Why can Behavioural Optometry explain and treat difficulties that Traditional optometry can not?
Behavioural Optometry is based upon an extended, more holistic, model of the visual system that considers the eyes as just one part of the entire information uptake and processing system.
Sight is obviously important in order to identify objects but it is equally important that we see things effortlessly, where they are, and in context.
The Behavioural Optometric Model is constantly mindful of the ultimate purpose of the visual system, which is to understand the world around us and operate within it. So testing is designed to explore our ability to use our eyes to take in and process visual information under various conditions.
Surely if you can see, then you can see? What else is there?
Behavioural Optometry is obviously also concerned that you should be able to see small detail. However, the Behavioural Optometry Model is equally concerned that, not only can you see that letter “a” in the word cat, but that you can also comfortably and effortlessly perceive it exactly midway between the “c” and the “t” , that you recognise the “a” whatever font it is written in, that you can appreciate it in context with the surrounding letters and with immediate meaning and visual imagery (of a cat), that you can simultaneously process a few words ahead of it without moving your eyes, and all whilst sustaining a relaxed upright posture, filtering out a distracting television program and being simultaneously aware of someone walking into the room and calling you for your tea.
In a sporting scenario the equivalent would be the ability to sustain a relaxed balanced posture whilst running to intercept a moving ball, simultaneously awareness of the position and likely action of opposition players on the field, and developing your own ongoing game plan so that you can deftly recover the ball and deliver it to the exact spot at the exact same time as an appropriate member of your team arrives there, in space, to catch it.
Behavioural Optometry is a specialisation within Optometry that focuses attention on the QUALITY of visual skills rather than just the ability to “see”. It investigates how the brain, eyes and body work together as a team to make sense of light entering the eyes.
Although we are born able to ‘see’, the process of UNDERSTANDING what we see is a learnt skill. Vision develops throughout life to become the dominant information gathering and processing system of the human body and Behavioural Optometry explores how efficiently we have developed the necessary visual skills, and whether they are resilient enough to cope with intense near work demands of both classroom and office.

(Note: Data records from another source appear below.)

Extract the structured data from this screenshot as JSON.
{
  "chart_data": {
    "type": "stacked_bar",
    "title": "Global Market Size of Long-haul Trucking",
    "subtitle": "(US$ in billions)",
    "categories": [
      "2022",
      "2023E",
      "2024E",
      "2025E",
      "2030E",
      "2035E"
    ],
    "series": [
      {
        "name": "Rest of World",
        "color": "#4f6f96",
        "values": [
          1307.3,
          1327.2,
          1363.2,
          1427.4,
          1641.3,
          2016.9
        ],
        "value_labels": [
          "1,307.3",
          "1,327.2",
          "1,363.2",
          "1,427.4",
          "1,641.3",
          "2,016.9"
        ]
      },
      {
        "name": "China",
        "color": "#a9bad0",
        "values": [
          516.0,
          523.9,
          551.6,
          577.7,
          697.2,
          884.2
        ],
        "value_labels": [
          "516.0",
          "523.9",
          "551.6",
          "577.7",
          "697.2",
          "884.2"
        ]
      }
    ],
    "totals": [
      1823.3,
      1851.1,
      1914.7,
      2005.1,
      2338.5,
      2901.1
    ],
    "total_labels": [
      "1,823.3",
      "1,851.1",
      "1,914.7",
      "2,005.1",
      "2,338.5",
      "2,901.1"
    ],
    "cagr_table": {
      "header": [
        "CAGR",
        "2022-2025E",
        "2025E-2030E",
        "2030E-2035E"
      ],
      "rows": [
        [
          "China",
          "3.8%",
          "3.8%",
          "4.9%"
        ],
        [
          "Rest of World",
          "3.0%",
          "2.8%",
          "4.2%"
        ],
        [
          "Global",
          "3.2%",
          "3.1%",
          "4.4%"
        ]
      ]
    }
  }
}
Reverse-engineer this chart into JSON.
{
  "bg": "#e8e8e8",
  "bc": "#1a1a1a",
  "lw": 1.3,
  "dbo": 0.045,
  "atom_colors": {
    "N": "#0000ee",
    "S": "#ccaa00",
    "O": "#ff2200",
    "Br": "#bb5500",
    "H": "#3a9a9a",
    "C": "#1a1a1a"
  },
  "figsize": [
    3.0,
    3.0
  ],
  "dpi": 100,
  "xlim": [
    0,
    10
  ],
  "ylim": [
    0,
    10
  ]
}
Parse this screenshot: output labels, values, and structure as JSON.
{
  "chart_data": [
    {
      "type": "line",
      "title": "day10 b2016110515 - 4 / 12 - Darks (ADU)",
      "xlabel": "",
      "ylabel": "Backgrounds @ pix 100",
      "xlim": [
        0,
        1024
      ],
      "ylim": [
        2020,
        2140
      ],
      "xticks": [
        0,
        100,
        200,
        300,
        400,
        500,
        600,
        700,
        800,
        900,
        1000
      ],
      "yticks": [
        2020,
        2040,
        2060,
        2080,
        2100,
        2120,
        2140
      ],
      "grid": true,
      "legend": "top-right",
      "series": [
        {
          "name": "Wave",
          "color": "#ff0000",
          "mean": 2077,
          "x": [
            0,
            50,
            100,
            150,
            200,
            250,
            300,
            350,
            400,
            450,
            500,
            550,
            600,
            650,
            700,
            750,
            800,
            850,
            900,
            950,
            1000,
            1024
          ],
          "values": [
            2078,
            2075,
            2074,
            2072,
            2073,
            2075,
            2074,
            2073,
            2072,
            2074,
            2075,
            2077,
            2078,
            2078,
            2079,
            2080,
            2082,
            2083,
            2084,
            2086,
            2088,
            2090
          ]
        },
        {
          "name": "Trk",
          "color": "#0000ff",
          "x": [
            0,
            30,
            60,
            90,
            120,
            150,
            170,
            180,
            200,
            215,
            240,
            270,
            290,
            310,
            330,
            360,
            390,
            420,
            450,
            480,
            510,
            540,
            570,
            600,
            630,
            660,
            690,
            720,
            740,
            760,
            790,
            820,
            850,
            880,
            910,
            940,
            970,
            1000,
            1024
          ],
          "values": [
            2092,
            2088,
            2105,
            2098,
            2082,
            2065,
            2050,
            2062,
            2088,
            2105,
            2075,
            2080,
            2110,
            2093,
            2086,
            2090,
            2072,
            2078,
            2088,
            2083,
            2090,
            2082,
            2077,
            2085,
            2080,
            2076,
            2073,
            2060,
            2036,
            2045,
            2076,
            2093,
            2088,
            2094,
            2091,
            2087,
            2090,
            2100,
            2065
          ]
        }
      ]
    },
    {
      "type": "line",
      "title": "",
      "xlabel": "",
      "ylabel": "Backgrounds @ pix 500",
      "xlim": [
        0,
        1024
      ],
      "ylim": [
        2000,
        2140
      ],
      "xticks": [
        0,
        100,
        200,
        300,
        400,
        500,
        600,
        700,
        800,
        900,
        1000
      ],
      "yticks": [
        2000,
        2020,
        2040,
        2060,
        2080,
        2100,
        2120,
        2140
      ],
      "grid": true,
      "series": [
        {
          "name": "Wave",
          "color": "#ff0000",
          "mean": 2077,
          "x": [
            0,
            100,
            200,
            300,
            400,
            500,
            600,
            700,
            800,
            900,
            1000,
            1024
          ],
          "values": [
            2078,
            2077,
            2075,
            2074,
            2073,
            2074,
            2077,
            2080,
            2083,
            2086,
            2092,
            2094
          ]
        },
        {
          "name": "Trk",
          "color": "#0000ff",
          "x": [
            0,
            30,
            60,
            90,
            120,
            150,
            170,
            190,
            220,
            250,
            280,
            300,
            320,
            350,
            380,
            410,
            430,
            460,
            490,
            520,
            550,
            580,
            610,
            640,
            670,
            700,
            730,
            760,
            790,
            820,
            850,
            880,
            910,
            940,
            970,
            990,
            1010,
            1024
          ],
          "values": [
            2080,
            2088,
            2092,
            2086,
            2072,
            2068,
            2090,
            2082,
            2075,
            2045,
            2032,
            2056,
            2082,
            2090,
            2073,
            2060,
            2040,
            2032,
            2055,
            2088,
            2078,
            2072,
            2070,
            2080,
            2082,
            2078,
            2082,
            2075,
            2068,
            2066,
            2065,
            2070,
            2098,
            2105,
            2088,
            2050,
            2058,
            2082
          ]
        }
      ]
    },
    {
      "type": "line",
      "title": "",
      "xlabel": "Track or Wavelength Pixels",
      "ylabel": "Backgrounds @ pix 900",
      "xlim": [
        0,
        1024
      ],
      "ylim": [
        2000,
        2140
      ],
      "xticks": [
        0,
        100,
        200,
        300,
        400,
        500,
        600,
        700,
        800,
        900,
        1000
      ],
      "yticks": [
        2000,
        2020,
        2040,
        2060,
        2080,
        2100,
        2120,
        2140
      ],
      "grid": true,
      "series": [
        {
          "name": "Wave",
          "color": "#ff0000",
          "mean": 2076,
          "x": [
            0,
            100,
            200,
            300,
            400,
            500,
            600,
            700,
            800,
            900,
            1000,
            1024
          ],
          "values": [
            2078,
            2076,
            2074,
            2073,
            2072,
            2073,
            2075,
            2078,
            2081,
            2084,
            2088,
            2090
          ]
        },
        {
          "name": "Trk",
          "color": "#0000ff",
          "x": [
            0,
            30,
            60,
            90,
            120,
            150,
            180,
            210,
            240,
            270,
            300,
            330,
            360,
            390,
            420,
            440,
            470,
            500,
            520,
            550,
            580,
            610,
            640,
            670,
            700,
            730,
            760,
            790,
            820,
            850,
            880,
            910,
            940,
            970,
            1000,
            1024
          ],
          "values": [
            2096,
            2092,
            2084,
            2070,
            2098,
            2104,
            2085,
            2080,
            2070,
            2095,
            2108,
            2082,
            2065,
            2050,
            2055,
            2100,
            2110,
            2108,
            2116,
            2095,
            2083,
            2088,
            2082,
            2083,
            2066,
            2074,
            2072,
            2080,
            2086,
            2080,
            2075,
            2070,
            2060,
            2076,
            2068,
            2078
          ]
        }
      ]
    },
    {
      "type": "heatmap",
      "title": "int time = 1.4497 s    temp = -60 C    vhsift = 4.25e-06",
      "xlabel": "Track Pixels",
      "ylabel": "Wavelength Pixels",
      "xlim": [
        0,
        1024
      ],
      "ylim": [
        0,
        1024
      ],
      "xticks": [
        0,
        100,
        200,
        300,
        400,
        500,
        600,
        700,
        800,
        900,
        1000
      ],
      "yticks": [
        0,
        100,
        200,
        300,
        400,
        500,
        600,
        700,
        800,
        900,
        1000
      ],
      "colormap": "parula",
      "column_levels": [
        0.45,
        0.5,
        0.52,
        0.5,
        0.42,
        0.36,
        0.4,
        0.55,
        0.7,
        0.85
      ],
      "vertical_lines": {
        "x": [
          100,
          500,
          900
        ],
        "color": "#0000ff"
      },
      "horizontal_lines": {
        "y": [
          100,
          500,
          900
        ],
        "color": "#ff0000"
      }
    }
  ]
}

To understand the importance of Behavioural Optometry it is necessary to understand the difference between SIGHT and VISION.
Optometrists define SIGHT as the ability of the eyes and pathways to discriminate and resolve small likenesses and differences (detail) critical to identifying or determining what an object is. But VISION describes a more dynamic and interactive process, essentially a whole INFORMATION PROCESSING SYSTEM developed through experience to gain understanding of the external visual space world, in order to understandand make sense of a visual situation or event, enabling us to direct or co-ordinate PURPOSEFUL action in response.
Vision is a learned process from which emerges an understanding of what is seen, where it is and how to react to it.
Vision is much more than simply seeing clearly. It is the entire process whereby an individual understands what he sees. Not only is vision the understanding of that which is seen, but it is also the ability to use this information to direct one’s own actions and motor activities (such as reaching out to pick up a glass or jumping over a stream) accurately and efficiently with a minimum expenditure of effort and energy.
For example, in a person driving a car, vision is much more than reading license plates clearly at two hundred feet. Vision is the total process whereby the spatial relationships between the cars and trucks and other things (moving and stationary) around are taken in and processed by the driver in order to guide the car safely to its desired destination, without an accident and with minimum stress on the driver. Vision judges the relative speeds of the other cars, and alerts the driver to a pedestrian stepping into the road or another car at an intersection, or the door of a parked car opening.
Vision is directs the baseball player to swing the bat at exactly the right moment at exactly the right place in space to make contact and hit a home run.
Vision is used by students to understand what they read and to direct the pencil across the page to answer an essay test or fill in the blanks on a quiz.